The controlled character animation style of The Red Turtle has led many viewers to wonder if rotoscoping was involved. Live-action reference was shot, but it wasn’t rotoscoped, according to the film’s chief animator Jean-Christophe Lie. (It’s similar to how live-action reference was used on classic Disney films like Peter Pan and Sleeping Beauty, though the effect is markedly different.) “We used what is termed analytic animation: actors are filmed and their strongest poses are isolated,” Lie told Bernard Génin. “The camera angles are readapted in the layout, then everything is redrawn, as you would do in a life drawing class.

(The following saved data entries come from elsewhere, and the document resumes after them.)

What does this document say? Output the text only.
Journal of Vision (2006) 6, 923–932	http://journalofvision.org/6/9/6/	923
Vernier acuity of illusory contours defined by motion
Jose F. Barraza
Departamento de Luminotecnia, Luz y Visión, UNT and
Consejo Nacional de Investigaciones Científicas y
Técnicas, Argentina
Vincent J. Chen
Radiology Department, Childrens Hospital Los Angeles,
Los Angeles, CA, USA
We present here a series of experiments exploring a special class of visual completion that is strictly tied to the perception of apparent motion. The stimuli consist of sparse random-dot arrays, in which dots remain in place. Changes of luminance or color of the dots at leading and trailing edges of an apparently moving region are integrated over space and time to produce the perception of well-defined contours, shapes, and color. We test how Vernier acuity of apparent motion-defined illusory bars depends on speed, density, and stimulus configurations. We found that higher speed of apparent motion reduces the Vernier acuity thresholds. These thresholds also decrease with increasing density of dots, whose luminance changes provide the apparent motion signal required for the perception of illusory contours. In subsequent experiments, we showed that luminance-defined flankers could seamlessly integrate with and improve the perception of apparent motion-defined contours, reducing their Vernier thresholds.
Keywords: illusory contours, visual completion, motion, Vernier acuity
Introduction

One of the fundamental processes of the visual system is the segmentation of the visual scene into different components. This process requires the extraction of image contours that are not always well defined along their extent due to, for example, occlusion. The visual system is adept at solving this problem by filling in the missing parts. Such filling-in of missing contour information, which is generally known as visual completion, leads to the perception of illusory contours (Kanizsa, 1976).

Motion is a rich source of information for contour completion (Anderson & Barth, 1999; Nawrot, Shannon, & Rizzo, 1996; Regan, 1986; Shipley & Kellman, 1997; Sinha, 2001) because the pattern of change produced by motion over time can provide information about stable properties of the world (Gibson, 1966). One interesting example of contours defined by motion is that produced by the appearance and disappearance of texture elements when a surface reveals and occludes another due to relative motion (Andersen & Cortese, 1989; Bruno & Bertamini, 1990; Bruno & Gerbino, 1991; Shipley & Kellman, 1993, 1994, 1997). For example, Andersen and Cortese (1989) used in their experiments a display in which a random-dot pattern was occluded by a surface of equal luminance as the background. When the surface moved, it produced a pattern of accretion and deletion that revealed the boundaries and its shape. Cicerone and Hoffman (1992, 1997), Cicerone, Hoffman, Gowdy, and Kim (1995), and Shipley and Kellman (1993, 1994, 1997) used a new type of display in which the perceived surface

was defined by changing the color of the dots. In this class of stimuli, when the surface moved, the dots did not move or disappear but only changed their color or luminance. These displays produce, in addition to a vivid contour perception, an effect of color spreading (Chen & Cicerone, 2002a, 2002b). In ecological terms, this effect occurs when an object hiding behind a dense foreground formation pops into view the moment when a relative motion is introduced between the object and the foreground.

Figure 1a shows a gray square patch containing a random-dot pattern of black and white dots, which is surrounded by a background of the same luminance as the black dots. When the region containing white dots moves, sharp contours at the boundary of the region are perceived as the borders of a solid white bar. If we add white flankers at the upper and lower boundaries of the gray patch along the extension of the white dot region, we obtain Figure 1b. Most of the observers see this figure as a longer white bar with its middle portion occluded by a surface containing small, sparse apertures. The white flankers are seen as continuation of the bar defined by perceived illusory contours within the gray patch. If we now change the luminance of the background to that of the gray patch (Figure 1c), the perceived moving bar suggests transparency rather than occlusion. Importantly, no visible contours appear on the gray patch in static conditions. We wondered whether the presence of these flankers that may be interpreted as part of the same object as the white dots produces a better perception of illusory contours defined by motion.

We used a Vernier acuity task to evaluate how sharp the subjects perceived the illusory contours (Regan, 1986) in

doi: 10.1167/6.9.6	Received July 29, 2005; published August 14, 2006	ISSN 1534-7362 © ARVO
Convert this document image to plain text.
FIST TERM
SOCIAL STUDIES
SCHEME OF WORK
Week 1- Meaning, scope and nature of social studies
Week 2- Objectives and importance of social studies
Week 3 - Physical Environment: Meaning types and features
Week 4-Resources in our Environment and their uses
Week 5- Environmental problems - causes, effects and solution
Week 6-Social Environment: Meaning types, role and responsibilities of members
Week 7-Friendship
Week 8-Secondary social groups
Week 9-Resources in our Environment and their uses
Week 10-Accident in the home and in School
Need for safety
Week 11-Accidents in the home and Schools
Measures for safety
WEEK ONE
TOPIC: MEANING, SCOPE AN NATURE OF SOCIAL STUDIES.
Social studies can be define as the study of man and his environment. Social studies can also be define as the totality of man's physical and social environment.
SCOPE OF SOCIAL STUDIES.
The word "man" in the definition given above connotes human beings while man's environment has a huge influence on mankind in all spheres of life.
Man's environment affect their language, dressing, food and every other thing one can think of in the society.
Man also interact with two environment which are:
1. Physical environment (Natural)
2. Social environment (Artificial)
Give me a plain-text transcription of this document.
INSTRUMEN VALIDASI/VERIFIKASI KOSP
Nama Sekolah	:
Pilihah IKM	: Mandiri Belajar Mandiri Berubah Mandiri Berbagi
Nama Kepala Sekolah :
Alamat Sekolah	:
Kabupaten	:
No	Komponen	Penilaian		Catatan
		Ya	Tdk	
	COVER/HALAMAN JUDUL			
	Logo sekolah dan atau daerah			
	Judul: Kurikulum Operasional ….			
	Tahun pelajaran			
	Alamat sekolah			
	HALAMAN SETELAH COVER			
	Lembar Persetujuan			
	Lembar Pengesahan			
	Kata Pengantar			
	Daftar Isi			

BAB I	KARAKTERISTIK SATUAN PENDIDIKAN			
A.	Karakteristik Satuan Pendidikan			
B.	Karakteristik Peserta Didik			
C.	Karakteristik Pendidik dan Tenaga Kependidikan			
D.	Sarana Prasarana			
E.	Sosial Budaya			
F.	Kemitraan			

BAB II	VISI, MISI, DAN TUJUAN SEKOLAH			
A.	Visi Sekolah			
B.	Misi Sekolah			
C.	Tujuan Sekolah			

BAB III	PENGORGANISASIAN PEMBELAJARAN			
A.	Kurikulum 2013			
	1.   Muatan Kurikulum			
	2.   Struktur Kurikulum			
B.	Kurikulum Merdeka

The footage of the actors is only used as a reference.”
5. The turtles and rafted were cgi.
The turtles and raft were modeled and animated in 3D using Autodesk 3ds Max. Afterward, the turtle shell texture, which was created in Photoshop, was integrated onto the character using Blackmagic Design’s Fusion. For the linework on the cg turtles and raft, the cg models were retraced frame-by-frame. “The hardest part for the animators was to recreate the projected shadows that followed the curves of each bamboo shaft and which had to be animated manually,” said Lie. The linework was subsequently integrated over the cg, again using Fusion.
The Red Turtle is distributed in North America by Sony Pictures Classics. It’s currently in limited release in U.S. theaters.